Is the FT script correct? (original) (raw)

Hi,

I ran the fine-tune script on Mistral base model but found rather poor results on ARC Challenge (<50% with retrieval). Any ideas why? I will repeat with Mistral Instruct to see if it makes a beneficial difference, but I am not optimistic as I have seen similar poor results when fine-tuning this model with the self-rag dataset and script.

MODEL_SIZE=7B NUM_GPUS=8 BATCH_SIZE_PER_GPU=1 TOTAL_BATCH_SIZE=128 GRADIENT_ACC_STEPS=$(($TOTAL_BATCH_SIZE/$NUM_GPUS/$BATCH_SIZE_PER_GPU)) echo "Training llama model MODELSIZEusing{MODEL_SIZE} using MODELSIZEusingNUM_GPUS GPUs, BATCHSIZEPERGPUbatchsizeperGPU,BATCH_SIZE_PER_GPU batch size per GPU, BATCHSIZEPERGPUbatchsizeperGPU,GRADIENT_ACC_STEPS gradient accumulation steps"
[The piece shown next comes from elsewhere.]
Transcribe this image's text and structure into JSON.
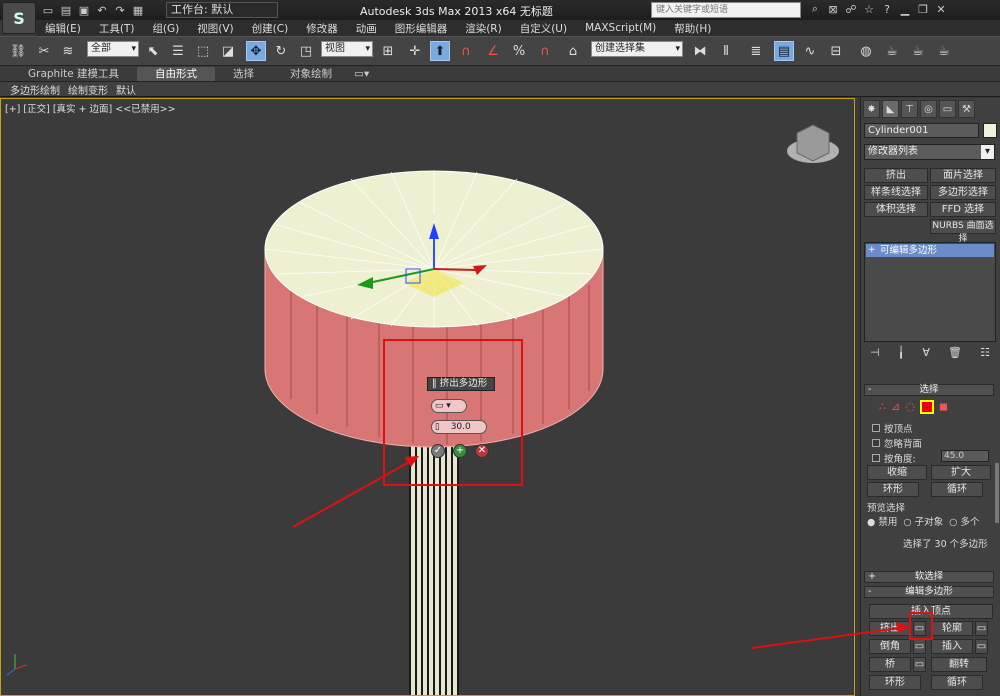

CUDA_VISIBLE_DEVICES=0,1,2,3,4,5,6,7 accelerate launch
--mixed_precision bf16
--num_machines 1
--num_processes $NUM_GPUS
--use_deepspeed
--deepspeed_config_file stage3_no_offloading_accelerate.conf
finetune.py
--model_name_or_path mistralai/Mistral-7B-v0.1
--use_flash_attn
--tokenizer_name mistralai/Mistral-7B-v0.1
--use_slow_tokenizer
--train_file full_output_1005.jsonl
--max_seq_length 2048
--preprocessing_num_workers 16
--per_device_train_batch_size $BATCH_SIZE_PER_GPU
--gradient_accumulation_steps $GRADIENT_ACC_STEPS
--learning_rate 2e-5
--lr_scheduler_type linear
--warmup_ratio 0.03
--weight_decay 0.
--num_train_epochs 5
--output_dir output/mistral_root_${MODEL_SIZE}/
--with_tracking
--report_to tensorboard
--logging_steps 1
--use_special_tokens

EDIT: I had a chance to look into this today, I am fairly confident the issue is that this script will NOT work for a model that has not had the tokenizer independently prepared. Will confirm and close the issue - it might be nice to add some information on how to independently replicate the result fine-tuning from scratch.